Defendiendo este grupo de eruditos que la única vía para resolver los problemas de España, pasaba por la formación del pueblo y la europeización. El camino de la transformación exigía primeramente un diagnóstico profundo de la enfermedad, para con posterioridad suministrar los remedios más certeros. Sin embargo, bajo ningún concepto resultaba factible eludir la realidad. Y este sería el motivo de las críticas aceradas hacia Sorolla. Atacando su obra con hirientes calificativos, tales como: “rumor de mercaderes de Levante” (Machado), “gitanos o fenicios” (Valle Inclán) ó “lasciva” (Unamuno). En definitiva se le acusaba de reflejar una imagen irreal de nuestra patria, limitándose a ensalzar las bondades de quien le pagaba: figuras  de niños alegres que juegan en el mar, damas que lucen bajo el sol grandes pamelas y elegantes vestidos vaporosos,…

Su no implicación le llevó en muchos casos a la exclusión. Pues sus esfuerzos se centraron exclusivamente en su labor artística y su familia. Sus anhelos los expresaba así: “Yo aspiro a pintar el sol, yo aspiro a con la punta de mi pincel, derramar rayos de luz sobre el lienzo y que queden allí fijos eternamente, pienso dar a mis cuadros la vibración de la luz, la vibración del aire, la vibración del éter.”

En el lado opuesto estaba una de las mentes más privilegiadas, Miguel de Unamuno (1864-1936). Quien tocó con suma maestría distintos campos literarios: poesía, novela, teatro y ensayo. Gracias a sus artículos, llenos de agrios comentarios dirigidos a la clase política, se ganó la reputación de sincero, valiente e indomable, ante la sociedad. Poseedor de una pluma incorruptible e insobornable. Para él el liberalismo, a pesar de sus contradicciones, representaba su filosofía vital, su razón existencial.

Su canto era triste y amargo, cual llanto desgarrado por los sufrimientos ocasionados a su Estado. Describiendo cada uno de sus paisajes y personajes con lágrimas de tinta impresa. Tocado quizás por su idolatrado espíritu de Larra.

Fueron sus palabras en contra de la Dictadura de Primo de Rivera, las que propiciaron su destierro a la Isla de Fuerteventura, Canarias.
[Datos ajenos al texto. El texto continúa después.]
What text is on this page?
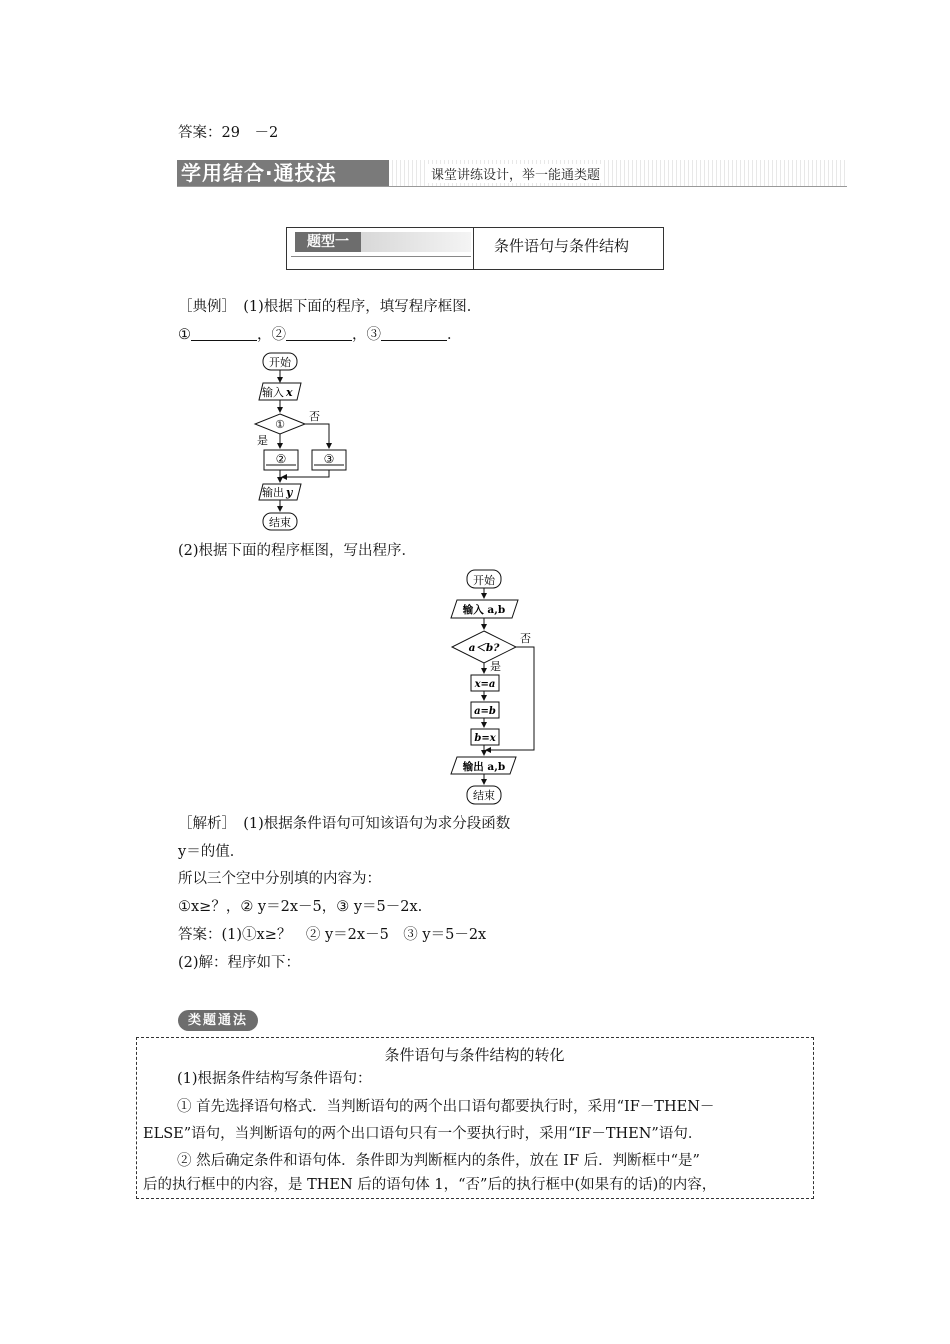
答案：29　－2
学用结合·通技法	课堂讲练设计，举一能通类题
题型一	条件语句与条件结构
［典例］　(1)根据下面的程序，填写程序框图．
①	，②	，③	．
开始
输入 x
①
是
否
②	③
输出 y
结束
(2)根据下面的程序框图，写出程序．
开始
输入 a,b
a＜b?
是
否
x=a
a=b
b=x
输出 a,b
结束
［解析］　(1)根据条件语句可知该语句为求分段函数
y＝的值．
所以三个空中分别填的内容为：
①x≥？，② y＝2x－5，③ y＝5－2x.
答案：(1)①x≥？　② y＝2x－5　③ y＝5－2x
(2)解：程序如下：
类题通法
条件语句与条件结构的转化
(1)根据条件结构写条件语句：
① 首先选择语句格式．当判断语句的两个出口语句都要执行时，采用“IF－THEN－
ELSE”语句，当判断语句的两个出口语句只有一个要执行时，采用“IF－THEN”语句．
② 然后确定条件和语句体．条件即为判断框内的条件，放在 IF 后．判断框中“是”
后的执行框中的内容，是 THEN 后的语句体 1，“否”后的执行框中(如果有的话)的内容，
Y fue allí donde aprendió a amar a la Mar: “Es en Fuerteventura donde he llegado a conocer a la mar, donde he llegado a una comunión mística con ella, donde he absorbido su alma y su doctrina.”

Tal fue la repercusión de Unamuno, que a su muerte dijo Ortega y Gasset, que tras su último suspiro se impuso en España un silencio atroz. Arrebatándonos el cielo para siempre su indomable e irrepetible voz.